Estados Unidos no fue la excepción. No en balde, los treinta fue la época del renacimiento del Ku-Klux-Klan y de otras organizaciones sociales que activamente promovían el racismo contra distintos grupos minoritarios.

No sólo eso. La Iglesia católica en Estados Unidos, con sus profundas raíces irlandesas, se había convertido—ya desde finales del siglo XIX—en la gran institución de asistencia social de aquel país. Por una parte, diócesis como Nueva York, Boston, Filadelfia, Chicago, San Luis o Baltimore, sostenían complejas estructuras de educación, formal e informal, así como de prestación de servicios de salud y de integración a la vida política en ese país.

Ello permitió que ya desde finales de los veinte y hasta finales de los sesenta se viviera en Estados Unidos una época, que—no en balde—ha sido identificada como el “periodo católico” de la historia de ese país. Este carácter lo logró, por cierto, no porque la Iglesia hubiera sido capaz de lograr acuerdos formales o informales con las élites políticas estadunidenses, como los que existían en Europa por medio de los concordatos y otros instrumentos similares, sino que lo logró gracias a un constante y muy organizado trabajo con los grupos más marginados de la sociedad estadunidense: los inmigrantes.

Dulles, lo mismo que Dorothy Day, Thomas Merton y otras personas que se convirtieron al catolicismo en este periodo, contaban además con la presencia constante tanto en los medios de comunicación, como en los círculos académicos del noreste de Estados Unidos, de Patrick Joseph Hayes y Francis Spellman, quienes fueron, respectivamente, los arzobispos de Nueva York de 1918 a 1938 y de 1939 a 1969,

A pesar de eso, sería un error suponer que la conversión de Dulles al catolicismo fue obra sólo del contexto intelectual, académico y espiritual de Estados Unidos en esa época. Muy por el contrario, cuando él explicó, en Testimonio de gracia (Testimonial of Grace, publicado en 1946), su conversión al catolicismo ocurrida en 1940, el futuro cardenal Dulles explicaba que en un día nublado de febrero de 1939, al caminar por la ribera del río Charles en Cambridge, observó la manera en que un retoño surgía del tronco de un árbol y…

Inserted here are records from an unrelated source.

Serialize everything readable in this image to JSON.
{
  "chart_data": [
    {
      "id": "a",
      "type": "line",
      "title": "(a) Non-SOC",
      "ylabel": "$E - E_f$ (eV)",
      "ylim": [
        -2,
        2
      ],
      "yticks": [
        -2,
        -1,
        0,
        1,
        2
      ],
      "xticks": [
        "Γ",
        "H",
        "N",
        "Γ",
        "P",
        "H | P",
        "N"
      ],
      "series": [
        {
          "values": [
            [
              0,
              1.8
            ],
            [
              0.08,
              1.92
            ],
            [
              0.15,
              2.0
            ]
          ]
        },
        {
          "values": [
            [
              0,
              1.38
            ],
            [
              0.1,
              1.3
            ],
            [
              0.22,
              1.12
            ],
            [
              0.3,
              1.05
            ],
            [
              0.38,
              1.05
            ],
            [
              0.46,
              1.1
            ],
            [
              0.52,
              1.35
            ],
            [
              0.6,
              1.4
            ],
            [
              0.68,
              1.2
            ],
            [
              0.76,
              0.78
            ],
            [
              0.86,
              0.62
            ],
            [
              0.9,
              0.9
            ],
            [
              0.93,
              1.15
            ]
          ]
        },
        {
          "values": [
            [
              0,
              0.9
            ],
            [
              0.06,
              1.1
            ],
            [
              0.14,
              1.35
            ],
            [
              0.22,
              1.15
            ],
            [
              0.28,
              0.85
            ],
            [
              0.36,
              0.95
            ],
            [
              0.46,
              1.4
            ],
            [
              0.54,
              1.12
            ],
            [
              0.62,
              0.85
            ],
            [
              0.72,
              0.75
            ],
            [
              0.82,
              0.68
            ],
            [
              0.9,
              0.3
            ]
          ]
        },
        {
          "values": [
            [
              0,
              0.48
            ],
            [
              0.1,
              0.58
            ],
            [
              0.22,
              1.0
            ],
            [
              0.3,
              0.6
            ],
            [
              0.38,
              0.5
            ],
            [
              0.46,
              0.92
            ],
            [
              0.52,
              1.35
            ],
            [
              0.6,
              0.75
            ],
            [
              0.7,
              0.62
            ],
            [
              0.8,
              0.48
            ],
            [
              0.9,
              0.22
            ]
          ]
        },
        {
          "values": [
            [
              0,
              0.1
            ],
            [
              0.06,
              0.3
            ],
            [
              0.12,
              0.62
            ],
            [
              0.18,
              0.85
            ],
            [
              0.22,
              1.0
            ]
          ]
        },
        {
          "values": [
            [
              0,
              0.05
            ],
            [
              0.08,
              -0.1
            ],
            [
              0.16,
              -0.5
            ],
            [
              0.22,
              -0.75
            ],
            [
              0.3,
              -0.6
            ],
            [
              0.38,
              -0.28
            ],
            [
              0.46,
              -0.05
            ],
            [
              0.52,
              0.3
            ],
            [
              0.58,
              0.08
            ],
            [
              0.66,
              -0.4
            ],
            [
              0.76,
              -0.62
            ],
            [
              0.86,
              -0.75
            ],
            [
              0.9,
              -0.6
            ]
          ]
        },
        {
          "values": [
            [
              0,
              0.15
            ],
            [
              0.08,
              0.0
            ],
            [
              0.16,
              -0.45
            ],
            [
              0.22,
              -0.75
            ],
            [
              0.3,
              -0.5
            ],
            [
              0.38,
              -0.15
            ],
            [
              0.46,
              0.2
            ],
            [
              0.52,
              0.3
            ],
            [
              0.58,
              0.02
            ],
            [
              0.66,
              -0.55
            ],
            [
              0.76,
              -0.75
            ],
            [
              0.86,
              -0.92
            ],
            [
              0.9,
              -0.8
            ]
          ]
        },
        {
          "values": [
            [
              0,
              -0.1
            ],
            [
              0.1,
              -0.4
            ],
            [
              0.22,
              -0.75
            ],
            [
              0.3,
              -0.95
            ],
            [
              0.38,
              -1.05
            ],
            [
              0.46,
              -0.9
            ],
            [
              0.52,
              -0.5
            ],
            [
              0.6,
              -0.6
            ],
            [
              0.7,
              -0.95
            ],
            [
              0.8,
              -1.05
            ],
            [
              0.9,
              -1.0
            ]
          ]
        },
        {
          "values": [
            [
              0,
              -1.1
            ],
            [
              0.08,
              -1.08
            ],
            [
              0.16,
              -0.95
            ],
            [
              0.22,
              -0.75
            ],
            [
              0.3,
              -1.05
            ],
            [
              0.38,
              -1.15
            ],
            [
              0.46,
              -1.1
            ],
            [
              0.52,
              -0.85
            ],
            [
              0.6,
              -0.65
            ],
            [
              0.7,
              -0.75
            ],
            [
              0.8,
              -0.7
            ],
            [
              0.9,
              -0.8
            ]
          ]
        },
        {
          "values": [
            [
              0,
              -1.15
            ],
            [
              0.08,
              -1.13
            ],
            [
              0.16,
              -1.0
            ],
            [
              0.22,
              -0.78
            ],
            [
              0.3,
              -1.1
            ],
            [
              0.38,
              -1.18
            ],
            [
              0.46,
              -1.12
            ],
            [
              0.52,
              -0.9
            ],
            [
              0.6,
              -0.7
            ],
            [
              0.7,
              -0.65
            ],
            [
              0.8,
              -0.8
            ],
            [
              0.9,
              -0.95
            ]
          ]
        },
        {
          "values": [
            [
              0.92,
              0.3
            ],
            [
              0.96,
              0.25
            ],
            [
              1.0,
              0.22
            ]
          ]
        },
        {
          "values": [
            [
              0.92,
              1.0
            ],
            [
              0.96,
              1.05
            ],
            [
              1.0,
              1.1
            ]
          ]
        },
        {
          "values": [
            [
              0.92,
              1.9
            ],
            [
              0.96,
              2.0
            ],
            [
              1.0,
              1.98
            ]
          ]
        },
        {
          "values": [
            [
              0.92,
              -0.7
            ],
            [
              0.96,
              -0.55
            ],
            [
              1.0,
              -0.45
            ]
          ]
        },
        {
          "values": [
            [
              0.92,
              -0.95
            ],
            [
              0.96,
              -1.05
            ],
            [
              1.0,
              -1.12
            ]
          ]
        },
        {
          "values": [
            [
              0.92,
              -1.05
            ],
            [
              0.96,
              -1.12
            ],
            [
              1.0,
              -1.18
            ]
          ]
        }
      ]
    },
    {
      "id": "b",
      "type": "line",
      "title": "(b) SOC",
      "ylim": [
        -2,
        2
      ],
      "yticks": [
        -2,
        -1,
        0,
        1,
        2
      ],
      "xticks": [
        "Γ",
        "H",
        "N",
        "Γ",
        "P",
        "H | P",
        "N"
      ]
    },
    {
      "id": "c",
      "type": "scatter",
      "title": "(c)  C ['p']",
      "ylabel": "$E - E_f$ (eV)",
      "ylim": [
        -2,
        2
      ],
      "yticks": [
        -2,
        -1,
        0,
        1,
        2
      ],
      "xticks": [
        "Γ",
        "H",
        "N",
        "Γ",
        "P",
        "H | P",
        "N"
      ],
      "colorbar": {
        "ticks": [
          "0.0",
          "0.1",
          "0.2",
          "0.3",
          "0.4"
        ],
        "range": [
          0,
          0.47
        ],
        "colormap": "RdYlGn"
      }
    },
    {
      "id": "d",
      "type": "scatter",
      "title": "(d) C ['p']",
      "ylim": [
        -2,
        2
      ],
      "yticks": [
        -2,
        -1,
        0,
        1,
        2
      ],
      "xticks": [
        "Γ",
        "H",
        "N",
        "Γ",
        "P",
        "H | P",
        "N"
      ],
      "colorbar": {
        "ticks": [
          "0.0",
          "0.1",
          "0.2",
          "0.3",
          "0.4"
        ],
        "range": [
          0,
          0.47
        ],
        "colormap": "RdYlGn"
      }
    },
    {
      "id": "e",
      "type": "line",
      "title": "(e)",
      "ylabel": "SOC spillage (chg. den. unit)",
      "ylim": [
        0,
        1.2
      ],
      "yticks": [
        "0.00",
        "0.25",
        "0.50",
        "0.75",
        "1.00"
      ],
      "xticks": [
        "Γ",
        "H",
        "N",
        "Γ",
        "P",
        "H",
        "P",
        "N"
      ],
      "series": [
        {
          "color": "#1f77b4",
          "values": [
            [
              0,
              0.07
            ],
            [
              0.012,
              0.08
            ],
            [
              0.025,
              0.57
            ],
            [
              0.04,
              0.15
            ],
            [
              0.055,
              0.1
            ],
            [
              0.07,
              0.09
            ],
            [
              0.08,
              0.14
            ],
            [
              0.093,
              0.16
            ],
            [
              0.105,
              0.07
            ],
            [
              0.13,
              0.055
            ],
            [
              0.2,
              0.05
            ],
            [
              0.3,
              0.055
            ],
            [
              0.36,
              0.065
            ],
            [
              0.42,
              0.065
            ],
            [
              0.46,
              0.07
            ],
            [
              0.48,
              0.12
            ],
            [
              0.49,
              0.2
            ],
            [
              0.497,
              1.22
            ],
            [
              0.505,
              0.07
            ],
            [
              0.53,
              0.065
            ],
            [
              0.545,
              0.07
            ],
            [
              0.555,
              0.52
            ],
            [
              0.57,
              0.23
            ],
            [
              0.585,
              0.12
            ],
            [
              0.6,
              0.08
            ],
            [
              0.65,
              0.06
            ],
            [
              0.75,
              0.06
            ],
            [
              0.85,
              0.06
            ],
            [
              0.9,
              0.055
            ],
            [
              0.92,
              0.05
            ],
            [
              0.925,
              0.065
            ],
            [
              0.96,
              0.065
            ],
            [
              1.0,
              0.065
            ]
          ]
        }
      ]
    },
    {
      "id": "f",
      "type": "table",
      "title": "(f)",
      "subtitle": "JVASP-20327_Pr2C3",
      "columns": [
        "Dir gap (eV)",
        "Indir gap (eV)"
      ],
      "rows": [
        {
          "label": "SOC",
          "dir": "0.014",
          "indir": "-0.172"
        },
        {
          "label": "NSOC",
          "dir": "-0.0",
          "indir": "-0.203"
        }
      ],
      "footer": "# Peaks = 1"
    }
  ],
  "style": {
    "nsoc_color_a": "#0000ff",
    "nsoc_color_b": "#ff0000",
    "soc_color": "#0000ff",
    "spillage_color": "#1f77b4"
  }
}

…el pensamiento llegó de repente, con toda la fuerza y la novedad de una revelación, que esos pequeños retoños, en su inocencia y humildad, seguían una regla, una ley de la cual yo sabía nada.

Esa noche—escribió el joven Dulles en 1946 cuando recién había decidido ingresar como aspirante a la Compañía de Jesús—por primera vez en muchos años, oré.
Seis años después de decidir su conversión al catolicismo, Dulles decidió ingresar en la Compañía de Jesús e inició una activa carrera como teólogo que le permitió participar con una voz inteligente y serena en distintos debates dentro y fuera de la Iglesia.

Dulles lo logró luego de estudiar el doctorado en la Universidad Gregoriana de Roma, de donde pasó a ser profesor en las universidades de Woodstock, la Católica de América de Washington, DC y Fordham, en la ciudad de Nueva York.

En lo personal, tuve la oportunidad de conocer y escuchar dos de las conferencias magistrales del cardenal Dulles durante mi estancia en Fordham que, además de ser la universidad jesuita de Nueva York y la sede de una de las etapas de formación de los jóvenes aspirantes jesuitas, acoge a los jesuitas retirados, quienes ocupan el edificio Murray-Weigel en el campus de la Universidad.

Cuando tuve la oportunidad de conocerlo, Dulles era un hombre inteligente, vivaz, extremadamente articulado a pesar de su edad y del hecho que la polio que lo atacó durante la década de los cuarenta, cuando prestó servicio militar en la armada de su país, terminó por hacerle imposible comunicarse oralmente.

De hecho, en 2008, el último año que ofreció su conferencia anual, ya no fue capaz de pronunciarla él mismo, sino que debió pedirle a uno de sus colegas jesuitas que la leyera, mientras él, con sus ojos y sus manos, pero en silencio, enfatizaba algunas ideas presentes en el texto.

En una de sus últimas intervenciones públicas, a mediados de la presente década, Dulles explicó su papel como teólogo como un esfuerzo orientado en la lógica de honrar y reconocer la diversidad y el disenso en el seno de la Iglesia, pero orientado—en última instancia—en la lógica de articular las tradiciones de la propia Iglesia y preservar su unidad interna.